Book review: The Overstory

 In Opinion

Trees are the central characters of The Overstory, a novel that celebrates their beauty and diversity and mourns their demise as they fall prey to a relentless assault by humans.

Author Richard Powers tells the interwoven stories of nine men and women, to illustrate the devastation humanity has brought to forests and consequently, the planet. His message is that in our relentless pursuit of economic growth, we have come to a point where our future and that of the planet is threatened.

The first chapter of The Overstory is devoted to the American chestnut, a tree that was wiped out in the early twentieth century when a fungus arrived with ornamental chestnuts imported from Asia. Powers succinctly sums up the blight’s result, “America’s perfect tree, backbone of entire rural economies, the limber, durable redwood of the East… every fourth tree of a forest stretching two hundred million acres from Maine down to the Gulf is doomed.”
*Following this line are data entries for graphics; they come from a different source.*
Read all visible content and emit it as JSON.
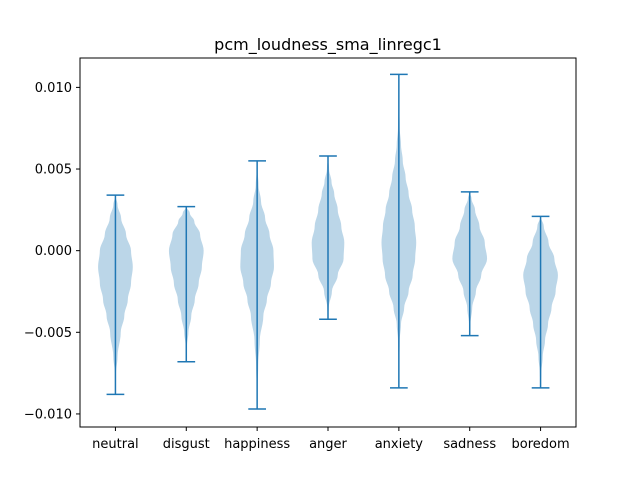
{
  "chart_data": {
    "type": "violin",
    "title": "pcm_loudness_sma_linregc1",
    "xlabel": "",
    "ylabel": "",
    "ylim": [
      -0.0108,
      0.0118
    ],
    "yticks": [
      {
        "value": 0.01,
        "label": "0.010"
      },
      {
        "value": 0.005,
        "label": "0.005"
      },
      {
        "value": 0.0,
        "label": "0.000"
      },
      {
        "value": -0.005,
        "label": "−0.005"
      },
      {
        "value": -0.01,
        "label": "−0.010"
      }
    ],
    "grid": false,
    "colors": {
      "body": "#1f77b4",
      "body_alpha": 0.3,
      "line": "#1f77b4"
    },
    "categories": [
      "neutral",
      "disgust",
      "happiness",
      "anger",
      "anxiety",
      "sadness",
      "boredom"
    ],
    "violins": [
      {
        "category": "neutral",
        "min": -0.0088,
        "max": 0.0034,
        "profile": [
          [
            -0.0088,
            0
          ],
          [
            -0.0075,
            0.03
          ],
          [
            -0.0065,
            0.12
          ],
          [
            -0.005,
            0.3
          ],
          [
            -0.004,
            0.5
          ],
          [
            -0.003,
            0.7
          ],
          [
            -0.002,
            0.88
          ],
          [
            -0.001,
            0.98
          ],
          [
            0.0,
            0.88
          ],
          [
            0.001,
            0.6
          ],
          [
            0.002,
            0.32
          ],
          [
            0.0028,
            0.12
          ],
          [
            0.0034,
            0
          ]
        ]
      },
      {
        "category": "disgust",
        "min": -0.0068,
        "max": 0.0027,
        "profile": [
          [
            -0.0068,
            0
          ],
          [
            -0.0058,
            0.04
          ],
          [
            -0.005,
            0.12
          ],
          [
            -0.004,
            0.28
          ],
          [
            -0.003,
            0.48
          ],
          [
            -0.002,
            0.7
          ],
          [
            -0.001,
            0.88
          ],
          [
            0.0,
            0.98
          ],
          [
            0.001,
            0.78
          ],
          [
            0.0018,
            0.45
          ],
          [
            0.0023,
            0.2
          ],
          [
            0.0027,
            0
          ]
        ]
      },
      {
        "category": "happiness",
        "min": -0.0097,
        "max": 0.0055,
        "profile": [
          [
            -0.0097,
            0
          ],
          [
            -0.0085,
            0.02
          ],
          [
            -0.007,
            0.06
          ],
          [
            -0.0055,
            0.15
          ],
          [
            -0.004,
            0.35
          ],
          [
            -0.003,
            0.55
          ],
          [
            -0.002,
            0.78
          ],
          [
            -0.001,
            0.95
          ],
          [
            0.0,
            0.92
          ],
          [
            0.001,
            0.7
          ],
          [
            0.002,
            0.45
          ],
          [
            0.003,
            0.22
          ],
          [
            0.004,
            0.08
          ],
          [
            0.005,
            0.02
          ],
          [
            0.0055,
            0
          ]
        ]
      },
      {
        "category": "anger",
        "min": -0.0042,
        "max": 0.0058,
        "profile": [
          [
            -0.0042,
            0
          ],
          [
            -0.0035,
            0.04
          ],
          [
            -0.0025,
            0.22
          ],
          [
            -0.0015,
            0.55
          ],
          [
            -0.0005,
            0.88
          ],
          [
            0.0005,
            0.92
          ],
          [
            0.0015,
            0.75
          ],
          [
            0.0025,
            0.55
          ],
          [
            0.0035,
            0.35
          ],
          [
            0.0042,
            0.2
          ],
          [
            0.005,
            0.06
          ],
          [
            0.0058,
            0
          ]
        ]
      },
      {
        "category": "anxiety",
        "min": -0.0084,
        "max": 0.0108,
        "profile": [
          [
            -0.0084,
            0
          ],
          [
            -0.007,
            0.02
          ],
          [
            -0.0055,
            0.05
          ],
          [
            -0.0045,
            0.12
          ],
          [
            -0.0035,
            0.3
          ],
          [
            -0.0025,
            0.55
          ],
          [
            -0.0015,
            0.78
          ],
          [
            -0.0005,
            0.92
          ],
          [
            0.0005,
            0.98
          ],
          [
            0.0015,
            0.9
          ],
          [
            0.0025,
            0.75
          ],
          [
            0.0035,
            0.55
          ],
          [
            0.0045,
            0.38
          ],
          [
            0.0055,
            0.22
          ],
          [
            0.0065,
            0.12
          ],
          [
            0.0075,
            0.05
          ],
          [
            0.009,
            0.02
          ],
          [
            0.0108,
            0
          ]
        ]
      },
      {
        "category": "sadness",
        "min": -0.0052,
        "max": 0.0036,
        "profile": [
          [
            -0.0052,
            0
          ],
          [
            -0.0045,
            0.04
          ],
          [
            -0.0035,
            0.14
          ],
          [
            -0.0025,
            0.35
          ],
          [
            -0.0015,
            0.65
          ],
          [
            -0.0005,
            0.98
          ],
          [
            0.0005,
            0.85
          ],
          [
            0.0015,
            0.55
          ],
          [
            0.0025,
            0.3
          ],
          [
            0.0032,
            0.1
          ],
          [
            0.0036,
            0
          ]
        ]
      },
      {
        "category": "boredom",
        "min": -0.0084,
        "max": 0.0021,
        "profile": [
          [
            -0.0084,
            0
          ],
          [
            -0.0075,
            0.04
          ],
          [
            -0.0065,
            0.12
          ],
          [
            -0.0055,
            0.25
          ],
          [
            -0.0045,
            0.42
          ],
          [
            -0.0035,
            0.62
          ],
          [
            -0.0025,
            0.85
          ],
          [
            -0.0015,
            0.98
          ],
          [
            -0.0005,
            0.78
          ],
          [
            0.0005,
            0.45
          ],
          [
            0.0015,
            0.18
          ],
          [
            0.0021,
            0
          ]
        ]
      }
    ]
  }
}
Like the mingling of tree roots, the human characters are connected to one another and the stories that Powers tells about their lives are as compelling as those of the trees. That is Power’s main point, trees and humans have so much in common and the tragedy is that as a species we fail to fully appreciate this. 
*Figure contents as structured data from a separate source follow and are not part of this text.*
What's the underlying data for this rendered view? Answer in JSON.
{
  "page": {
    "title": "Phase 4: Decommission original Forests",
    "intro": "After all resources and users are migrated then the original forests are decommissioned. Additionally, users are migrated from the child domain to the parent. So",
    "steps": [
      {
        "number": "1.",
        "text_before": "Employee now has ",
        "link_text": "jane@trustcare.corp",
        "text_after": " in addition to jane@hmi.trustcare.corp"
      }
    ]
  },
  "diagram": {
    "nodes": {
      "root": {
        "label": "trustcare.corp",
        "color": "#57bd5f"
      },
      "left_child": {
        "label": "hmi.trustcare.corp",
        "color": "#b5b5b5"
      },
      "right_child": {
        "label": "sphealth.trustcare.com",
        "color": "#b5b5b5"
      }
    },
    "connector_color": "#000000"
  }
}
Powers tells the story of the chestnut’s fate by paring it with a family of Norwegian immigrants who take six chestnut seeds with them as they move west into Iowa at the time of the American civil war. Powers provides a history of both the six seedlings and the immigrant family from the 1860s to the present day. 
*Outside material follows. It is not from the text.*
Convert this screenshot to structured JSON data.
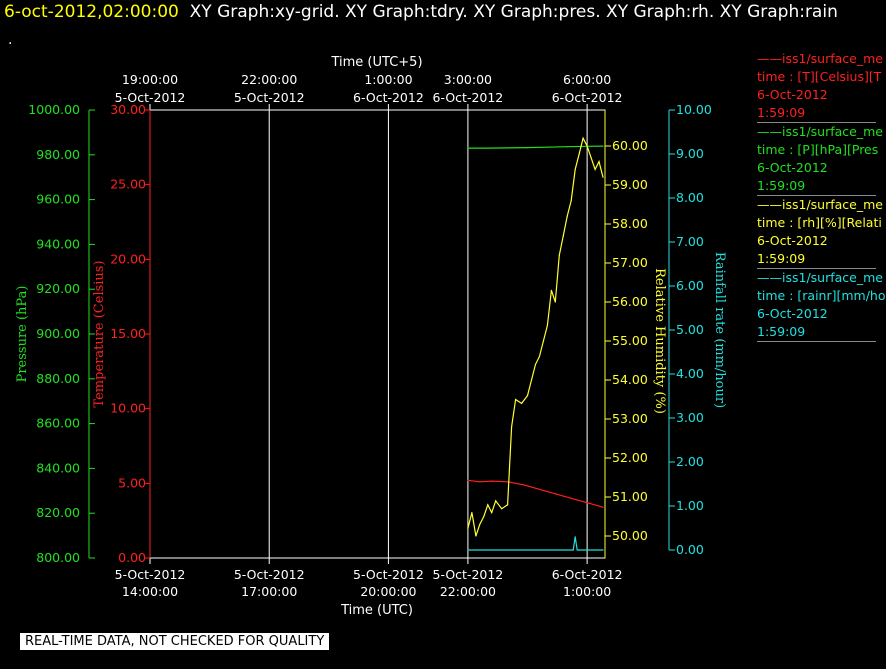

Other characters in the story include a wheelchair-bound programming genius, a Vietnam veteran, a psychologist and an artist. These characters and the others highlight the importance of trees in our lives and our failure to fully appreciate them. As one character says, “this is not a world with trees in it. It’s a world of trees, where humans have just arrived.”

Instead of viewing forests in purely economic terms we should see them as rich resources that have the ability to protect the planet from ecological disaster.   This is summed up by Patricia, the tree expert, who is preparing notes for a conference on global warming, “She would tell them about a simple machine needing no fuel and little maintenance that sequesters carbon, cools the ground, scrubs the air and scales easily to any size. A tech that copies itself and even drops food for free.”

The Overstory is a powerful, well-told story with a sobering message. One favourite take-away, “When you cut down a tree, what you make from it should be at least as miraculous as what you cut down.” Another is that the best time to plant a tree is 20 years ago. The second best time is today. Read this novel and you will want to get planting.